By the way, if you need to know to what class an antecedent belongs, you may find the isinstance function helpful. For example, isinstance(my_antecedent, OR) returns True if my_antecedent is an OR object, otherwise it returns False.
Survey
Please answer these questions at the bottom of your lab1.py file:
- NAME: What is your name? (string)
- COLLABORATORS: Other than 6.034 staff, whom did you work with on this lab? (string, or empty string if you worked alone)
- HOW_MANY_HOURS_THIS_LAB_TOOK: Approximately how many hours did you spend on this lab? (number or string)
- WHAT_I_FOUND_INTERESTING: Which parts of this lab, if any, did you find interesting? (string)
- WHAT_I_FOUND_BORING: Which parts of this lab, if any, did you find boring or tedious? (string)
- (optional) SUGGESTIONS: What specific changes would you recommend, if any, to improve this lab for future years? (string)
(We'd ask which parts you find confusing, but if you're confused you should really ask a TA.)
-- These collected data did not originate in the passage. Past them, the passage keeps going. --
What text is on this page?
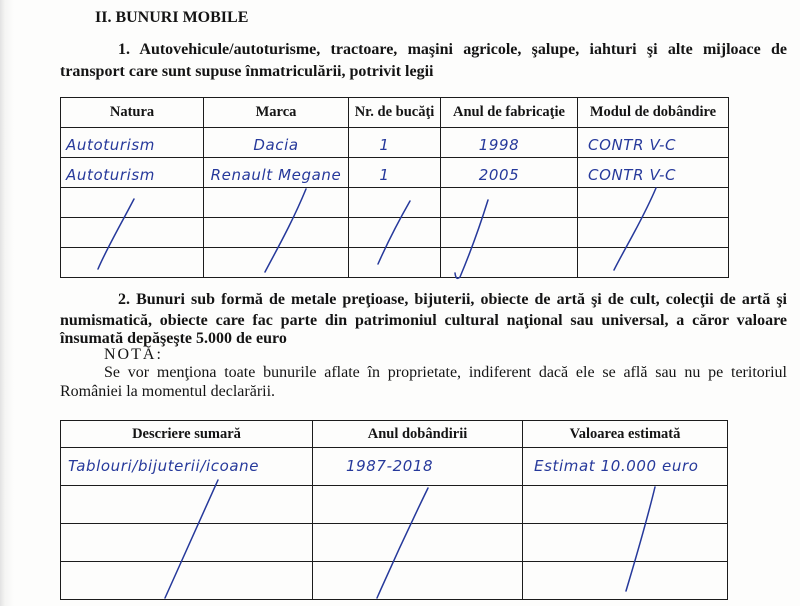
II. BUNURI MOBILE
1. Autovehicule/autoturisme, tractoare, maşini agricole, şalupe, iahturi şi alte mijloace de
transport care sunt supuse înmatriculării, potrivit legii
Natura	Marca	Nr. de bucăţi	Anul de fabricaţie	Modul de dobândire
Autoturism	Dacia	1	1998	CONTR V-C
Autoturism	Renault Megane	1	2005	CONTR V-C

2. Bunuri sub formă de metale preţioase, bijuterii, obiecte de artă şi de cult, colecţii de artă şi
numismatică, obiecte care fac parte din patrimoniul cultural naţional sau universal, a căror valoare
însumată depăşeşte 5.000 de euro
NOTĂ:
Se vor menţiona toate bunurile aflate în proprietate, indiferent dacă ele se află sau nu pe teritoriul
României la momentul declarării.
Descriere sumară	Anul dobândirii	Valoarea estimată
Tablouri/bijuterii/icoane	1987-2018	Estimat 10.000 euro
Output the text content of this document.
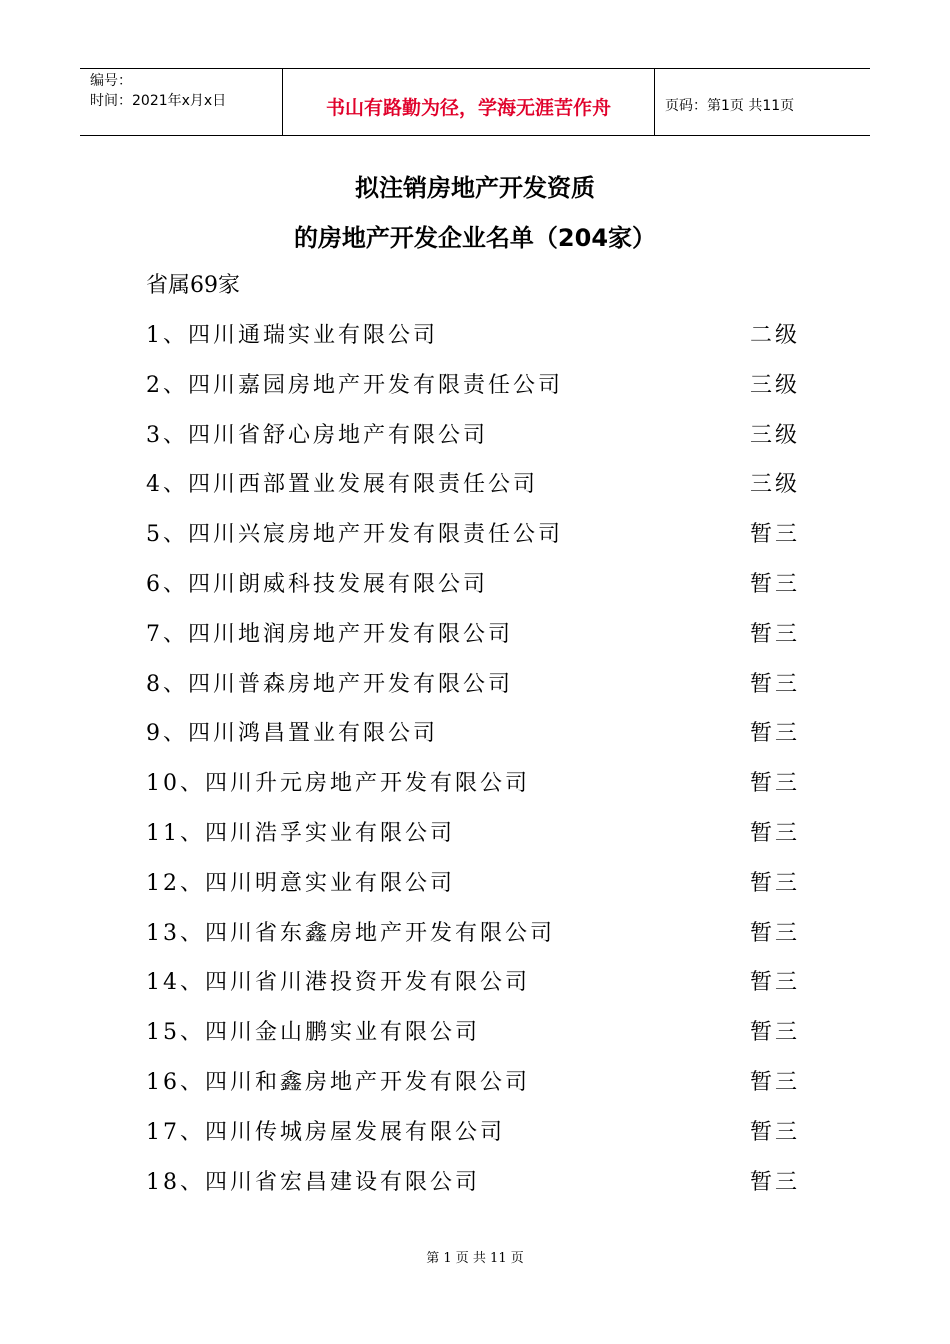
编号：
时间：2021年x月x日	书山有路勤为径，学海无涯苦作舟	页码：第1页 共11页
拟注销房地产开发资质
的房地产开发企业名单（204家）
省属69家
1、四川通瑞实业有限公司	二级
2、四川嘉园房地产开发有限责任公司	三级
3、四川省舒心房地产有限公司	三级
4、四川西部置业发展有限责任公司	三级
5、四川兴宸房地产开发有限责任公司	暂三
6、四川朗威科技发展有限公司	暂三
7、四川地润房地产开发有限公司	暂三
8、四川普森房地产开发有限公司	暂三
9、四川鸿昌置业有限公司	暂三
10、四川升元房地产开发有限公司	暂三
11、四川浩孚实业有限公司	暂三
12、四川明意实业有限公司	暂三
13、四川省东鑫房地产开发有限公司	暂三
14、四川省川港投资开发有限公司	暂三
15、四川金山鹏实业有限公司	暂三
16、四川和鑫房地产开发有限公司	暂三
17、四川传城房屋发展有限公司	暂三
18、四川省宏昌建设有限公司	暂三
第 1 页 共 11 页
When you're done, run the online tester to submit your code.
FAQ
Q: I'm getting a somewhat baffling "unhashable type: list" error when working on the family rules part.
A: This probably means your syntax for THENs is incorrect. A THEN with multiple consequents should look like THEN('consequent 1', 'consequent 2', 'consequent 3').
Q: When I submit to the online tester, it hangs for a while and eventually prints a stack trace ending in httplib.BadStatusLine: ' '
A: When run on Windows, Python versions 2.6.5 through 2.7.3 seem to be incompatible with our server. The recommended solution is to install a version of Python >= 2.7.4 or <= 2.6.4; we recommend the latest stable release, Python 2.7.10.